3. La contribution du TGV à la politique d'aménagement du territoire

Le rapport de présentation du schéma directeur des liaisons ferroviaires à grande vitesse soulignait l'intérêt du TGV comme instrument de la politique d'aménagement du territoire. Cette affirmation mérite aujourd'hui d'être nuancée.

Le caractère très partiel de la réalisation du schéma directeur de 1992 a privé le TGV d'une partie de son intérêt compte tenu de l'absence d'un réel réseau national à grande vitesse .

Pour des raisons évidentes, les liaisons TGV qui sont d'ores et déjà réalisées ou qui sont en cours de travaux étaient celles qui étaient les plus rentables et les préoccupations liées à l'aménagement du territoire n'étaient pas prépondérantes dans la décision de leur réalisation. En effet, elles relient des pôles économiques de première importance pour lesquels il est difficile d'évaluer l'impact de la liaison TGV en terme d'accroissement du développement local .

Par ailleurs, dans l'hypothèse de la construction d'une ligne fondée essentiellement sur des préoccupations liées à l'aménagement du territoire, la seule réalisation de l'infrastructure ne peut suffir à induire de nouvelles activités économiques . Comme le soulignait les conclusions de la commission " Réseaux et territoires " précédemment citée, " une autoroute ou une gare de TGV ne contribueront véritablement au développement d'une ville moyenne que si elles s'accompagnent de la création d'un ensemble de services technologiques, financiers, universitaires qui contribuent à l'implantation d'activités nouvelles ". Elles indiquaient également que " dans certains cas, l'amélioration des infrastructures de transport entre des régions de niveaux économiques trop disparates pouvait même conduire à une relative dévitalisation de certaines agglomérations ".

Enfin, force est de constater qu'au-delà des contestations liées aux dommages environnementaux causés par la construction de lignes nouvelles, la création d'une liaison TGV peut pénaliser au fur et à mesure de sa réalisation les régions en situation intermédiaire , sans qu'elles puissent bénéficier en contrepartie de compensations (gares nouvelles, maintien d'une desserte classique performante). Il s'agit là d'un phénomène qualifié par certains d'" effet tunnel ". Ce dernier s'étend plus particulièrement aux sections des lignes classiques empruntées par les TGV pour les dessertes terminales sur lesquelles de nombreux arrêts sont supprimés par rapport aux dessertes antérieures. C'est le cas en particulier des liaisons TGV avec la Bretagne à partir de Rennes et des liaisons TGV Poitiers-La Rochelle. Une telle situation est d'autant plus inquiétante que l'utilisation des trains à grande vitesse pour des relations régionales est loin d'être négligeable.

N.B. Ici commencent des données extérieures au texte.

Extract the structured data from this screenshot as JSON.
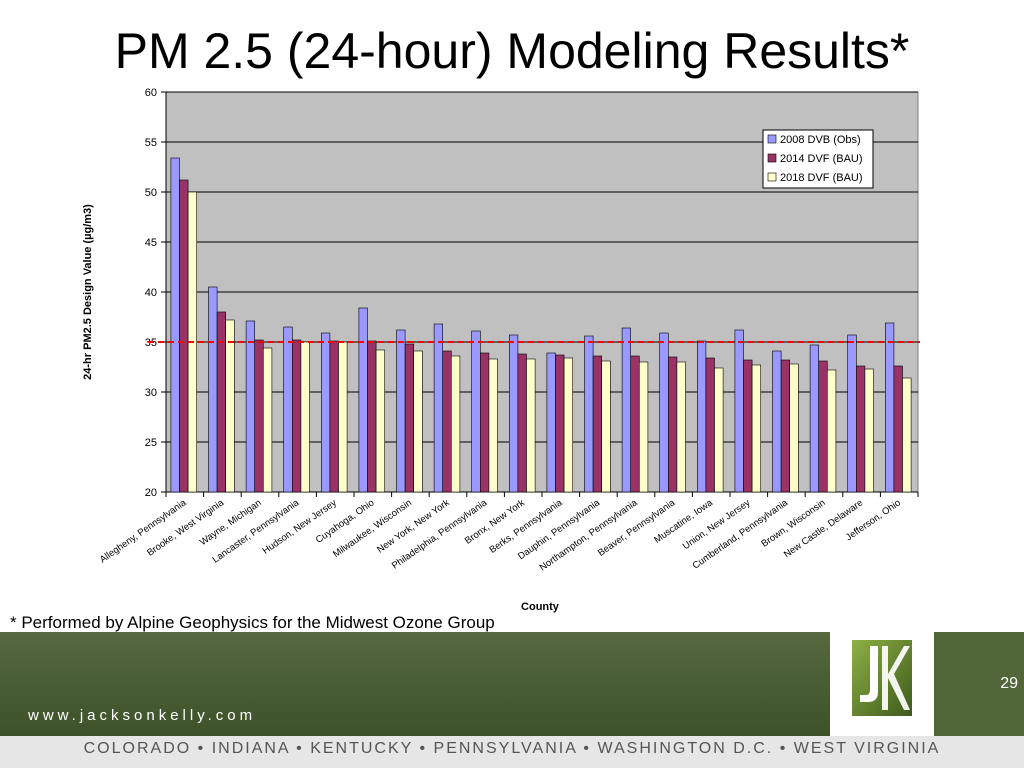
{
  "slide": {
    "title": "PM 2.5 (24-hour) Modeling Results*",
    "footnote": "* Performed by Alpine Geophysics for the Midwest Ozone Group",
    "page_number": "29",
    "website": "www.jacksonkelly.com",
    "states_line": "COLORADO • INDIANA • KENTUCKY • PENNSYLVANIA • WASHINGTON D.C. • WEST VIRGINIA",
    "logo_letters": "JK"
  },
  "colors": {
    "plot_bg": "#c0c0c0",
    "series": [
      "#9999ff",
      "#993366",
      "#ffffcc"
    ],
    "reference_line": "#ff0000",
    "footer_green": "#4a6033"
  },
  "chart_data": {
    "type": "bar",
    "title": "",
    "xlabel": "County",
    "ylabel": "24-hr PM2.5 Design Value (µg/m3)",
    "ylim": [
      20,
      60
    ],
    "yticks": [
      20,
      25,
      30,
      35,
      40,
      45,
      50,
      55,
      60
    ],
    "grid": true,
    "legend_position": "top-right",
    "reference_line": {
      "y": 35,
      "style": "dashed",
      "color": "#ff0000"
    },
    "categories": [
      "Allegheny, Pennsylvania",
      "Brooke, West Virginia",
      "Wayne, Michigan",
      "Lancaster, Pennsylvania",
      "Hudson, New Jersey",
      "Cuyahoga, Ohio",
      "Milwaukee, Wisconsin",
      "New York, New York",
      "Philadelphia, Pennsylvania",
      "Bronx, New York",
      "Berks, Pennsylvania",
      "Dauphin, Pennsylvania",
      "Northampton, Pennsylvania",
      "Beaver, Pennsylvania",
      "Muscatine, Iowa",
      "Union, New Jersey",
      "Cumberland, Pennsylvania",
      "Brown, Wisconsin",
      "New Castle, Delaware",
      "Jefferson, Ohio"
    ],
    "series": [
      {
        "name": "2008 DVB (Obs)",
        "values": [
          53.4,
          40.5,
          37.1,
          36.5,
          35.9,
          38.4,
          36.2,
          36.8,
          36.1,
          35.7,
          33.9,
          35.6,
          36.4,
          35.9,
          35.1,
          36.2,
          34.1,
          34.7,
          35.7,
          36.9
        ]
      },
      {
        "name": "2014 DVF (BAU)",
        "values": [
          51.2,
          38.0,
          35.2,
          35.2,
          35.1,
          35.1,
          34.8,
          34.1,
          33.9,
          33.8,
          33.7,
          33.6,
          33.6,
          33.5,
          33.4,
          33.2,
          33.2,
          33.1,
          32.6,
          32.6
        ]
      },
      {
        "name": "2018 DVF (BAU)",
        "values": [
          50.0,
          37.2,
          34.4,
          35.0,
          35.0,
          34.2,
          34.1,
          33.6,
          33.3,
          33.3,
          33.4,
          33.1,
          33.0,
          33.0,
          32.4,
          32.7,
          32.8,
          32.2,
          32.3,
          31.4
        ]
      }
    ]
  }
}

Le schéma directeur de 1992 soulignait que le TGV offrait " une bonne complémentarité avec le réseau classique " grâce, d'une part, à la compatibilité de cette technique avec des voies classiques, et d'autre part, " aux correspondances adaptées des dessertes TGV et des autres dessertes, notamment celles des systèmes régionaux de transports ".

A cet égard, les critiques suscitées par l'implantation de gares TGV en rase campagne sont significatives. L'absence de liaisons avec le réseau classique et en particulier avec les trains express régionaux (TER) explique la faible fréquentation de ces gares intermédiaires à la fois éloignées des centre-villes et dépourvues de correspondances régionales à l'image de la gare Picardie sur la ligne TGV Nord ou de la gare de Mâcon-Loché sur la ligne TGV Sud-Est. Ces dessertes exercent un effet dissuasif sur les voyageurs incités à recourir à leur voiture, surtout si ils parcourent des trajets requérant par route une à deux heures. La question se trouve aujourd'hui clairement reposée à propos du TGV-Est, et particulièrement de la gare Lorraine, prévue entre Metz et Nancy et qui ne sera pas reliée au réseau Métrolor.

De façon plus générale, on peut considérer que la SNCF a eu tendance à minorer l'importance des dessertes intermédiaires, la méthodologie qu'elle utilise pour le calcul de ses prévisions de trafic l'y incitant au demeurant. Or, ces dessertes sont susceptibles d'apporter un trafic non négligeable et de constituer des atouts pour le chemin de fer face à la concurrence de la voiture individuelle. Il est donc évident que si ces arrêts intermédiaires ne bénéficient que d'une desserte limitée et si de surcroît ils se situent hors des agglomérations, ils ne permettent pas à la SNCF d'attirer les voyageurs. Néanmoins, les arbitrages, demeurent en ce domaine délicats, le contournement des agglomérations conditionnant en partie le gain de temps obtenu sur l'ensemble de la relation.